Les « huiles » de ce parti ont suivi avec passion les événements qui viennent de bousculer la Catalogne.
Elles se sont réjouies des avancées indépendantistes de cette région, allant jusqu’à afficher le drapeau catalan dans l’enceinte de notre Parlement fédéral.
Elles sont même parvenues à influencer notre diplomatie nationale, au point de la rendre très molle et louvoyante.
De là, à se mettre à rêver, il n’y a qu’un pas !
Et si cette aventure catalane réussissait, ouvrant ainsi la porte à d’autres volontés d’indépendance, comme celle de la Flandre, par exemple ?
Et si, en cas d’échec du projet flamand, une porte de sortie devenait indispensable chez nous ?
Théo Francken, à qui personne ne demandait rien, s’est donc lancé dans des déclarations pour le moins compliquées au plan européen et international.
Il verrait bien l’ex-président catalan trouver asile en Belgique !
Charles Michel a, une fois de plus, dû sauver la forme, en le « recadrant » du bout des lèvres ... solidarité européenne oblige !
Le gouvernement espagnol et la presse locale n’ont pas manqué de s’étonner de la position de notre pays, même si Michel, s’emmêlant dans ses mensonges, n’a cessé de chanter que tout allait pour le mieux dans les relations entre les deux partenaires européens.
N’empêche, que quelques heures plus tard, Carles Puigdemont semblait être à Bruxelles, ce qui vient d’être confirmé par son avocat.
Savoir si cette présence était à l’invitation de la NV-A nous importe peu. Ce qui, par contre, ne peut plus être nié, c’est qu’il est bien chez nous !
Le gouvernement belge ne semble pas trouver nécessaire de communiquer ... d’autant plus qu’une demande officielle d’asile n’a pas encore été formulée. D’après des sources bien informées, cela ne pourrait tarder !
Pauvre gouvernement, une fois de plus le voilà tiraillé dans son éventuelle conscience !
Il est des jours où la participation à cette majorité doit être un caillou dans un soulier !
Pas facile de devoir construire l’Europe et notre crédibilité sur la scène internationale avec « la belle-mère NV-A » à ses trousses !

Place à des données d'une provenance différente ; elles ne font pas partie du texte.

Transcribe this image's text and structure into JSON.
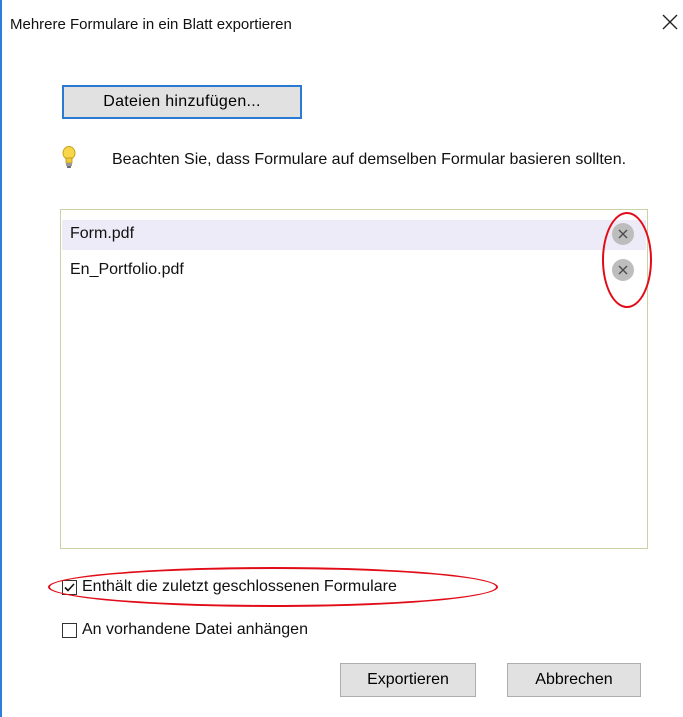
{
  "dialog": {
    "title": "Mehrere Formulare in ein Blatt exportieren",
    "add_files_label": "Dateien hinzufügen...",
    "hint": "Beachten Sie, dass Formulare auf demselben Formular basieren sollten.",
    "files": [
      {
        "name": "Form.pdf",
        "selected": true
      },
      {
        "name": "En_Portfolio.pdf",
        "selected": false
      }
    ],
    "options": {
      "include_recently_closed": {
        "label": "Enthält die zuletzt geschlossenen Formulare",
        "checked": true
      },
      "append_existing": {
        "label": "An vorhandene Datei anhängen",
        "checked": false
      }
    },
    "buttons": {
      "export": "Exportieren",
      "cancel": "Abbrechen"
    }
  },
  "colors": {
    "accent": "#2a7ad4",
    "annotation": "#e10c17",
    "selection": "#ecebf7"
  }
}
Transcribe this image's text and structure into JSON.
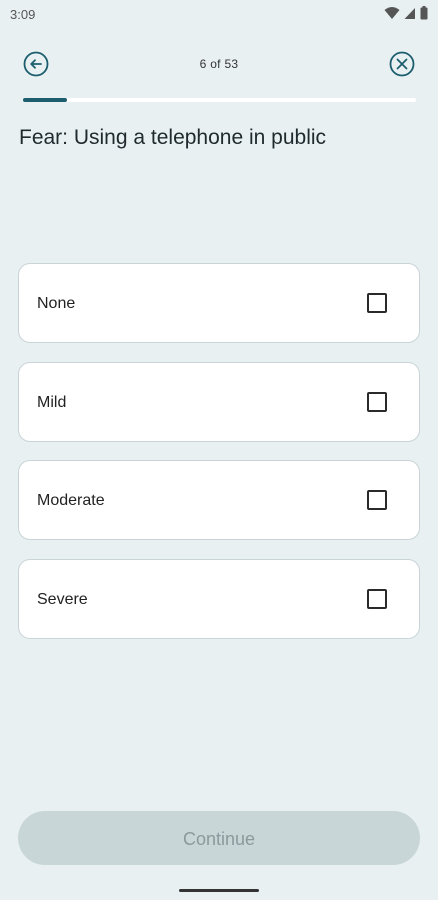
{
  "status_bar": {
    "time": "3:09",
    "icons": [
      "wifi-icon",
      "signal-icon",
      "battery-icon"
    ]
  },
  "header": {
    "back_icon": "arrow-left-circle-icon",
    "close_icon": "close-circle-icon",
    "counter": "6 of 53"
  },
  "progress": {
    "current": 6,
    "total": 53
  },
  "question": "Fear: Using a telephone in public",
  "options": [
    {
      "label": "None",
      "checked": false
    },
    {
      "label": "Mild",
      "checked": false
    },
    {
      "label": "Moderate",
      "checked": false
    },
    {
      "label": "Severe",
      "checked": false
    }
  ],
  "continue_label": "Continue",
  "colors": {
    "background": "#e8f0f2",
    "accent": "#1d5e6e",
    "button_disabled": "#c8d6d8",
    "button_disabled_text": "#8a9a9d"
  }
}
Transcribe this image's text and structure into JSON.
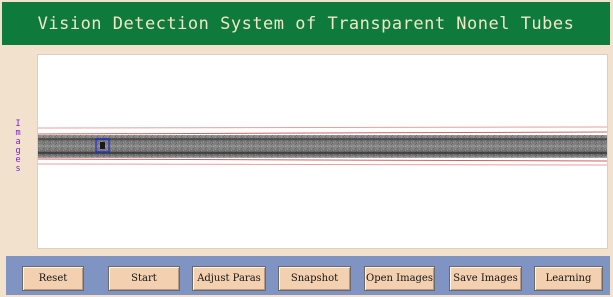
{
  "window": {
    "title": "Vision Detection System of Transparent Nonel Tubes"
  },
  "side_label": {
    "letters": [
      "I",
      "m",
      "a",
      "g",
      "e",
      "s"
    ]
  },
  "image_view": {
    "content": "nonel-tube-image",
    "detection_box_color": "#1a2bd9",
    "boundary_line_color": "#d26060"
  },
  "toolbar": {
    "buttons": [
      {
        "label": "Reset"
      },
      {
        "label": "Start"
      },
      {
        "label": "Adjust Paras"
      },
      {
        "label": "Snapshot"
      },
      {
        "label": "Open Images"
      },
      {
        "label": "Save Images"
      },
      {
        "label": "Learning"
      }
    ]
  },
  "colors": {
    "title_bar": "#0e7a3c",
    "title_text": "#f1e7c8",
    "background": "#f2e1cc",
    "toolbar": "#7f94c3",
    "button": "#f2d0b0",
    "side_label": "#7a1fd6"
  }
}
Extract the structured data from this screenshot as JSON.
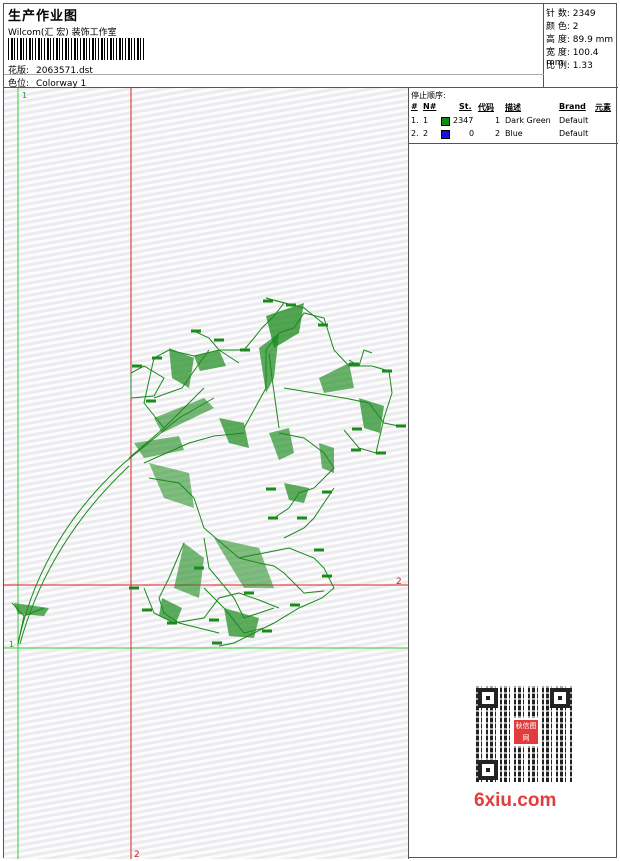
{
  "header": {
    "title": "生产作业图",
    "subtitle": "Wilcom(汇 宏) 装饰工作室",
    "design_label": "花版:",
    "design_value": "2063571.dst",
    "colorway_label": "色位:",
    "colorway_value": "Colorway 1"
  },
  "stats": {
    "stitches": "针 数: 2349",
    "colors": "颜 色: 2",
    "height": "高 度: 89.9 mm",
    "width": "宽 度: 100.4 mm",
    "ratio": "比 例: 1.33"
  },
  "canvas": {
    "axis_top_left": "1",
    "axis_bottom_left": "1",
    "axis_right": "2",
    "axis_bottom": "2",
    "stitch_color": "#1a8a1a",
    "axis_green": "#33cc33",
    "axis_red": "#dd2222"
  },
  "stop_sequence": {
    "title": "停止顺序:",
    "headers": {
      "num": "#",
      "no": "N#",
      "st": "St.",
      "code": "代码",
      "desc": "描述",
      "brand": "Brand",
      "elem": "元素"
    },
    "rows": [
      {
        "num": "1.",
        "no": "1",
        "color": "#118811",
        "st": "2347",
        "code": "1",
        "desc": "Dark Green",
        "brand": "Default"
      },
      {
        "num": "2.",
        "no": "2",
        "color": "#1111dd",
        "st": "0",
        "code": "2",
        "desc": "Blue",
        "brand": "Default"
      }
    ]
  },
  "watermark": {
    "qr_logo": "秋信图网",
    "brand": "6xiu.com"
  }
}
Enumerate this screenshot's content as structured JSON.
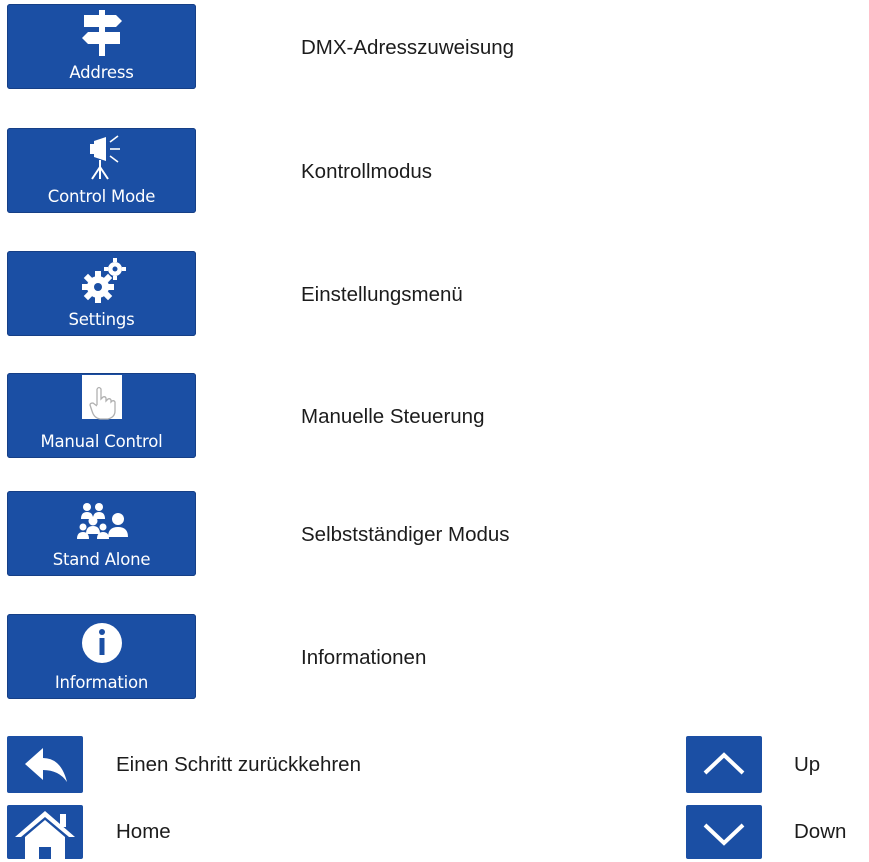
{
  "menu": [
    {
      "icon": "signpost-icon",
      "button_label": "Address",
      "description": "DMX-Adresszuweisung"
    },
    {
      "icon": "spotlight-icon",
      "button_label": "Control Mode",
      "description": "Kontrollmodus"
    },
    {
      "icon": "gears-icon",
      "button_label": "Settings",
      "description": "Einstellungsmenü"
    },
    {
      "icon": "hand-pointer-icon",
      "button_label": "Manual Control",
      "description": "Manuelle Steuerung"
    },
    {
      "icon": "people-group-icon",
      "button_label": "Stand Alone",
      "description": "Selbstständiger Modus"
    },
    {
      "icon": "info-icon",
      "button_label": "Information",
      "description": "Informationen"
    }
  ],
  "nav": {
    "back": {
      "icon": "back-arrow-icon",
      "description": "Einen Schritt zurückkehren"
    },
    "home": {
      "icon": "home-icon",
      "description": "Home"
    },
    "up": {
      "icon": "chevron-up-icon",
      "description": "Up"
    },
    "down": {
      "icon": "chevron-down-icon",
      "description": "Down"
    }
  },
  "colors": {
    "button_blue": "#1b4fa4",
    "icon_white": "#ffffff",
    "text": "#1c1c1c"
  }
}
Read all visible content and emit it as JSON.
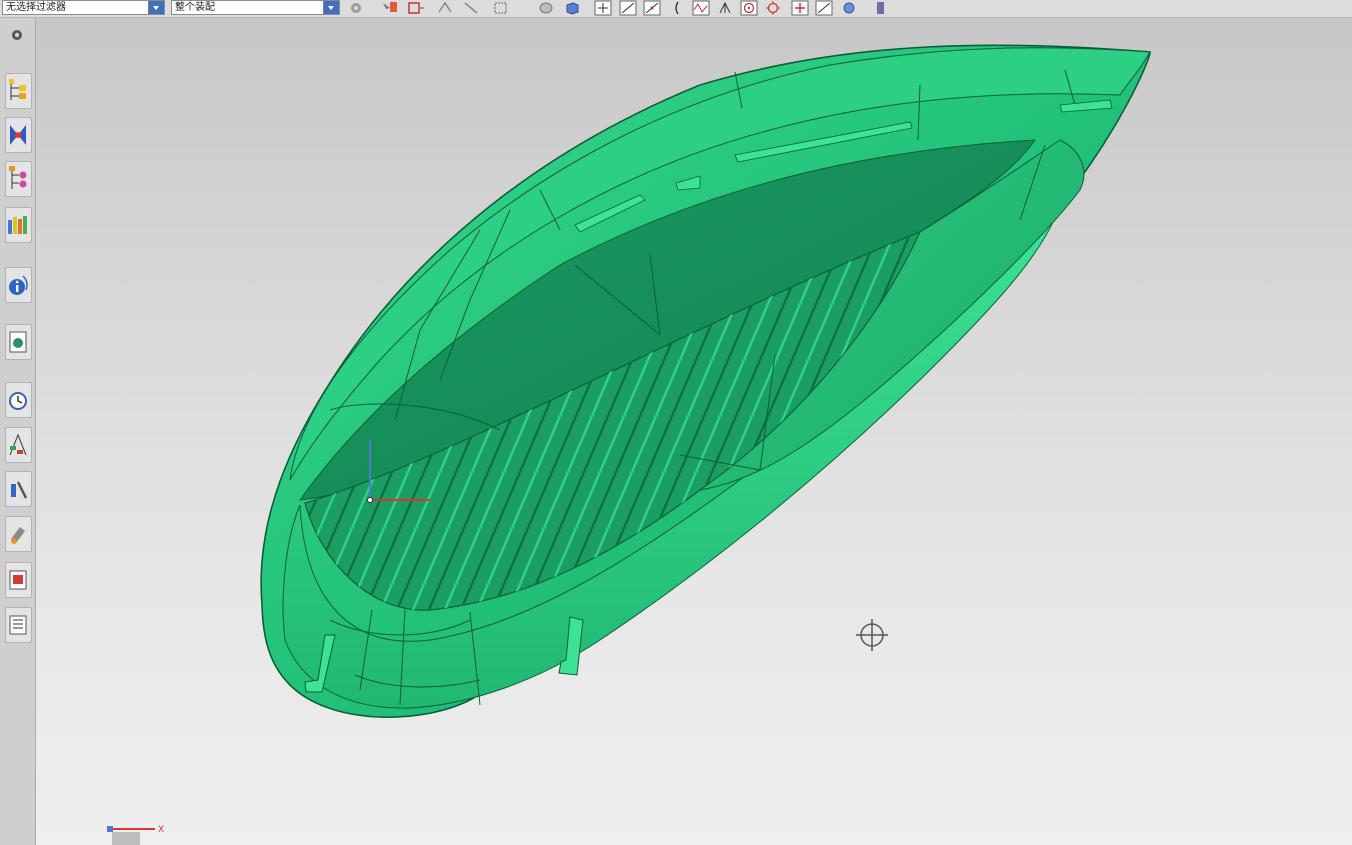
{
  "toolbar": {
    "type_filter": {
      "value": "无选择过滤器"
    },
    "scope_filter": {
      "value": "整个装配"
    },
    "icons": [
      "snap-icon",
      "select-icon",
      "undo-icon",
      "rectangle-select-icon",
      "sphere-icon",
      "cube-icon",
      "snap-endpoint-icon",
      "snap-line-icon",
      "snap-midpoint-icon",
      "snap-arc-icon",
      "snap-curve-icon",
      "snap-intersection-icon",
      "snap-center-icon",
      "snap-quadrant-icon",
      "snap-point-icon",
      "snap-tangent-icon",
      "snap-face-icon",
      "book-icon"
    ]
  },
  "resource_bar": {
    "items": [
      "settings-icon",
      "assembly-navigator-icon",
      "constraint-navigator-icon",
      "part-navigator-icon",
      "reuse-library-icon",
      "info-icon",
      "web-browser-icon",
      "history-icon",
      "process-navigator-icon",
      "roles-icon",
      "system-materials-icon",
      "palette-icon",
      "layers-icon"
    ]
  },
  "viewport": {
    "model_color": "#23c77b",
    "axis_labels": {
      "x": "X"
    }
  }
}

La deuxième réflexion qui me vient à l’esprit, face à cet événement, c’est la crédibilité de notre Secrétaire d’État à l’Asile !
Nous étions habitués à l’entendre dire que nous ne pouvions pas accueillir toute la misère du monde.
Pour l’avoir entendu de sa bouche, nous savions qu’il fallait éviter les appels d’air qui allaient être comme autant d’invitations aux migrants à envahir notre pays.
Nous connaissions son souci de « nettoyer » notre sol de cette immigration, source de misère et de pauvreté.
Ses dernières rafles dans le parc Maximilien étaient le signe fort d’une politique migratoire qui ne donnait aucune chance à la détresse humaine.
Et là, face au leader catalan, le voilà, bras ouverts, pour l’accueillir et lui permettre de fuir une certaine justice espagnole – qui aurait été la même pour tous les vaincus !
Quelle conversion ... À moins qu’il ne s’agisse, une fois de plus, que d’une position idéologique perverse et malsaine ?
Théo Francken ne se voile plus la face.
Ce qui le guide, ce n’est pas un humanisme débordant.
Ce qui le guide, c’est la cause nationaliste qui le pousse à enfreindre les règles de Justice internationale.
Avant d’être belge, européen ou même ministre fédéral, Francken est d’abord un nationaliste flamand !
Avant d’être l’interlocuteur des migrants, il est le « Monsieur Muscle » d’une idéologie nationaliste et raciste !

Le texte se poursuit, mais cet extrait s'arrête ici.